The U.S. health care system was an important issue in the last midterm election, and it is coming to a head in the 2020 election.
A poll by RealClear Opinion Research conducted earlier this year showed that health care is the leading issue of concern to voters at 36 percent - surpassing the economy (26 percent), immigration (15 percent), education (11 percent), and foreign policy (3 percent).
Here is what else respondents said:
• The system is broken; we need a completely new system: 28 percent;
• The system is not working well; we need to improve the system we have now: 39 percent;
• The system is good but not perfect; we need to continually make improvements: 29 percent;
• The system is working well; we should not make any significant changes at this time: 4 percent.
Our health care costs lead the world by a significant margin. The Center for Medicare and Medicaid Services reports U.S. health care costs total $3.5 trillion annually, which is an average of over $10,000 per person.
According to data from the U.S. government’s “National Health Expenditures Highlights 2017,” costs for health care exceed 17 percent of the country’s gross domestic product.
Multiple Democratic presidential candidates are providing visions for improving health care that they would seek if elected. “Medicare for All” is the most talked about of the universal health care proposals that the candidates have presented.
There are several reasons for the attraction to a Medicare health care model. For example, according to the U.S. government’s National Health Expenditure Data, with adjustments for inflation, Medicare costs are down 1.8 percent and private health insurance prices are up 16.5 percent in a sample period from 2009 to 2016.
It has indeed been the case that increased costs of the U.S. Medicare program have consistently been lower than the increased costs of private insurance since Medicare’s inception.
This is significant since the elderly under Medicare have chronic and complicated conditions at a greater rate than the general population.

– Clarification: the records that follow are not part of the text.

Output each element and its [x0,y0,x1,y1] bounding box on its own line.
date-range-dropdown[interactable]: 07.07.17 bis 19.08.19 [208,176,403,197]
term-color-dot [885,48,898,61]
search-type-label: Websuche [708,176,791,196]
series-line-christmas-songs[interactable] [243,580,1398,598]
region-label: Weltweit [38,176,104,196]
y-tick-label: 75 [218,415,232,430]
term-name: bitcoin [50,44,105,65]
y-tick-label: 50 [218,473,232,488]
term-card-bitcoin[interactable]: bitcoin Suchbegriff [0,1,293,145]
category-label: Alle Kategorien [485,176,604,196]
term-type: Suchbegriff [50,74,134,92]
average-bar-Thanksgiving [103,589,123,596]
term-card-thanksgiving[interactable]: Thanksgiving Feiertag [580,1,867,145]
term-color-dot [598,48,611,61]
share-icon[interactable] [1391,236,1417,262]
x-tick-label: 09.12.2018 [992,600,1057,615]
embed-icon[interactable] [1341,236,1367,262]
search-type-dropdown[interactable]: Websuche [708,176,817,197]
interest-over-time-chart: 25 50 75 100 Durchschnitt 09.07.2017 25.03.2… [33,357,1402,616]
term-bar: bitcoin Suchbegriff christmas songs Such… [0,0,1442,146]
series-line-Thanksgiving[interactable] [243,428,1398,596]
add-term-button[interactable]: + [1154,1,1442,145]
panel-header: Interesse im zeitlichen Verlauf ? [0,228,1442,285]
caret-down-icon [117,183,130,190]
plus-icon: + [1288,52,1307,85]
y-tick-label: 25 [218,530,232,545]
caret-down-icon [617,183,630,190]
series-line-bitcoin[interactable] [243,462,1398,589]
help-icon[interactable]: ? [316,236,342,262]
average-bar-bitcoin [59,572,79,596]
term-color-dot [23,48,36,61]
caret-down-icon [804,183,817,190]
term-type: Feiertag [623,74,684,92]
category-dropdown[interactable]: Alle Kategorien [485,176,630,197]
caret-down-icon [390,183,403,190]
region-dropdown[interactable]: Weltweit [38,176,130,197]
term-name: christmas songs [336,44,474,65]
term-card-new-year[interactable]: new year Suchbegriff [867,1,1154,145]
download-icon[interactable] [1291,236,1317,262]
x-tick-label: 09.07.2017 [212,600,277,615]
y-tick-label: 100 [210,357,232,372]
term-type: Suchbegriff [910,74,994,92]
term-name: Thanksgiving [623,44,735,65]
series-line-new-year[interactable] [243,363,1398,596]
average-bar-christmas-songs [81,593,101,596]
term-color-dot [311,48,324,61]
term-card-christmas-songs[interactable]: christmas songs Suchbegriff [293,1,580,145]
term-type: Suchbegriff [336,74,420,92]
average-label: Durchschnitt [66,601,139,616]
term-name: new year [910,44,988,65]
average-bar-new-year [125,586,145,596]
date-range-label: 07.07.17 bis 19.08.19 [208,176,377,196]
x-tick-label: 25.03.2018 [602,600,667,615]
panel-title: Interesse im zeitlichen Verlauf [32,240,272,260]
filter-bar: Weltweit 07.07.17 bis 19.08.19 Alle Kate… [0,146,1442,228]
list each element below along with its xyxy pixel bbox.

Proponents of the Medicare for All proposals point to lower administrative costs, increased bargaining power of the government in services and pharmaceuticals, reduced profiteering, comprehensive budgets negotiated between the government and health care institutions, better access to address chronic and catastrophic conditions coverage and improved access to home care and community long term care.

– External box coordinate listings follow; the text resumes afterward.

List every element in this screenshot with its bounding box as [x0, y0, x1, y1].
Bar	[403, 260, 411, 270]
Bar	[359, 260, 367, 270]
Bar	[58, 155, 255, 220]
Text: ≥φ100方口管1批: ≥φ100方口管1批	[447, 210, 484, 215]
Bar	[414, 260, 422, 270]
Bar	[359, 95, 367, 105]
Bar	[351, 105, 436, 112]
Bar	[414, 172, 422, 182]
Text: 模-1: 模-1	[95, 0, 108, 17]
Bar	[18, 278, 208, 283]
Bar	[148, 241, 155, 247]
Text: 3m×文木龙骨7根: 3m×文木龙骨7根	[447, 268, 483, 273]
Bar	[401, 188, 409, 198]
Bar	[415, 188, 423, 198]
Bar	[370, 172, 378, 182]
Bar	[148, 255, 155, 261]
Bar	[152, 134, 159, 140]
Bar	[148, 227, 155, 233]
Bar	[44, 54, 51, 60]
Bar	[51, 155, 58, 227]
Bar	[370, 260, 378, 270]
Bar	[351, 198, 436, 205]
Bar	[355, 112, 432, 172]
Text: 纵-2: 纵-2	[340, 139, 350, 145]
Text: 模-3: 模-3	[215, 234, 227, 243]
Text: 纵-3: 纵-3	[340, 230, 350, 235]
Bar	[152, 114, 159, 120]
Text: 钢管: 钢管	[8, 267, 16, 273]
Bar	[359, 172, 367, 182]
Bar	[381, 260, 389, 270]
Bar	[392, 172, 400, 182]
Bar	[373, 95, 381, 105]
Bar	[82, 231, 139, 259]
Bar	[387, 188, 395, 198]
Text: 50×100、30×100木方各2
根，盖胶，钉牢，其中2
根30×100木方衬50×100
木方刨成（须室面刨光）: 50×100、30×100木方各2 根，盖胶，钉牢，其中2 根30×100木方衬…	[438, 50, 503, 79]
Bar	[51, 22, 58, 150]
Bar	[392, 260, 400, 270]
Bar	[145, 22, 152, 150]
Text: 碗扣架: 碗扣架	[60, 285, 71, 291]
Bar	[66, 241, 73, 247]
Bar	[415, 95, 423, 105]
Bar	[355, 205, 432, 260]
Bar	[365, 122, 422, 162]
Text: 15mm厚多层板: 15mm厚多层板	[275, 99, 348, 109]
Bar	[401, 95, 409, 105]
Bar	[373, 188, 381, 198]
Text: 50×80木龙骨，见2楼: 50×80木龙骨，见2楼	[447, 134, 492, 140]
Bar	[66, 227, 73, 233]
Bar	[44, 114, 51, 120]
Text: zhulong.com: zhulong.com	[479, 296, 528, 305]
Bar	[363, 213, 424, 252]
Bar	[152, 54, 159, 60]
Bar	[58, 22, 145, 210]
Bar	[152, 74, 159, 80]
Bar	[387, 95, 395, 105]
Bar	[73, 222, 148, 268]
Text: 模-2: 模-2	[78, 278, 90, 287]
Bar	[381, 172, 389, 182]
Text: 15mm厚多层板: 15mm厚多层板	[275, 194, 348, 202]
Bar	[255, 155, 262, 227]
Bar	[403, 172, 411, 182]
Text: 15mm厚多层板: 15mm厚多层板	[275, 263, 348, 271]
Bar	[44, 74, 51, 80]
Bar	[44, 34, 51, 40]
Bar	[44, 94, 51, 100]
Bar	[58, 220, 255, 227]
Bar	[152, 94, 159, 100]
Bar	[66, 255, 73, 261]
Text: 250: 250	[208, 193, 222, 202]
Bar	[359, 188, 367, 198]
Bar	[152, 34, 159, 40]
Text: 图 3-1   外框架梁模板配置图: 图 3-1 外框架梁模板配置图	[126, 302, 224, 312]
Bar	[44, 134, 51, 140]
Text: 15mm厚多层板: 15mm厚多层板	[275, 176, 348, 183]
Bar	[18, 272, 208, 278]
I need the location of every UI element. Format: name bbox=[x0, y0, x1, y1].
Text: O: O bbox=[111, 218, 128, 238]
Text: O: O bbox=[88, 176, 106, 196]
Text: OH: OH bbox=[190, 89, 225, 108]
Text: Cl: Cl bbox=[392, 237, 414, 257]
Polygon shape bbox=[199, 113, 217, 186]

The claim is that these factors will lower costs and improve outcomes.
Another reason for interest in a Medicare-like system is that the U.S. Medicare system has strong favorability among users. This popularity is not surprising since interest in universal health care existed even before Medicare was enacted.

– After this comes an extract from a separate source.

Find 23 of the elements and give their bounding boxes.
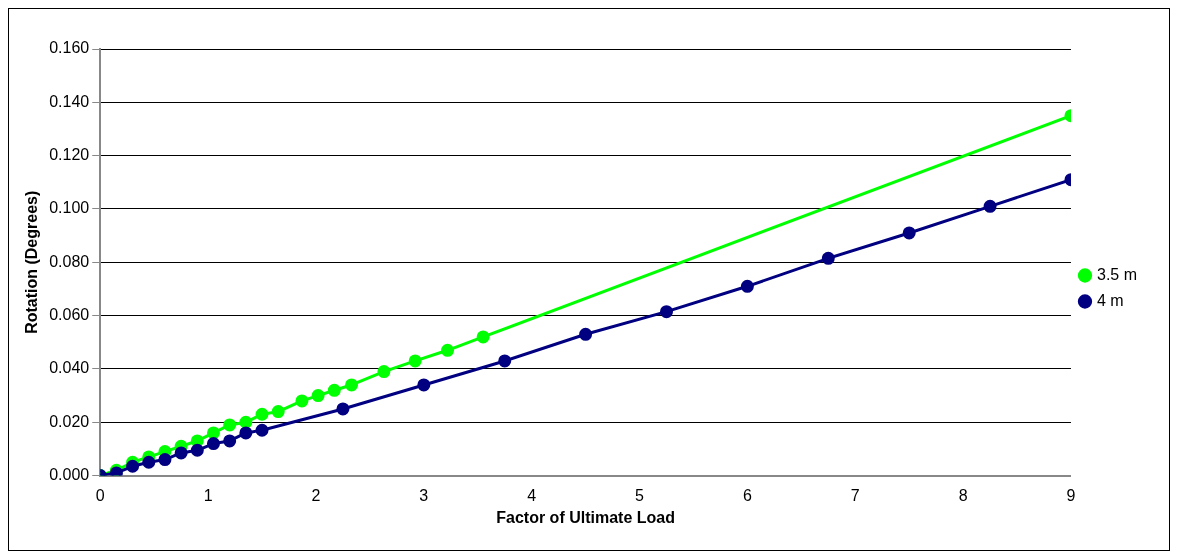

The first proposal for universal health care dates to 1904, with subsequent efforts by Presidents Teddy Roosevelt, Franklin Roosevelt, and Harry Truman. Covering the elderly was considered a logical first step.
Current polling shows around two-thirds of Americans would like to see Medicare cover all Americans.
When asked if the change would eliminate private insurance, the support drops to 55 percent. Nonetheless, respondents all felt they need more education on this approach.
There is enough to this idea to be worthy of further examination. Watch for future columns on this issue.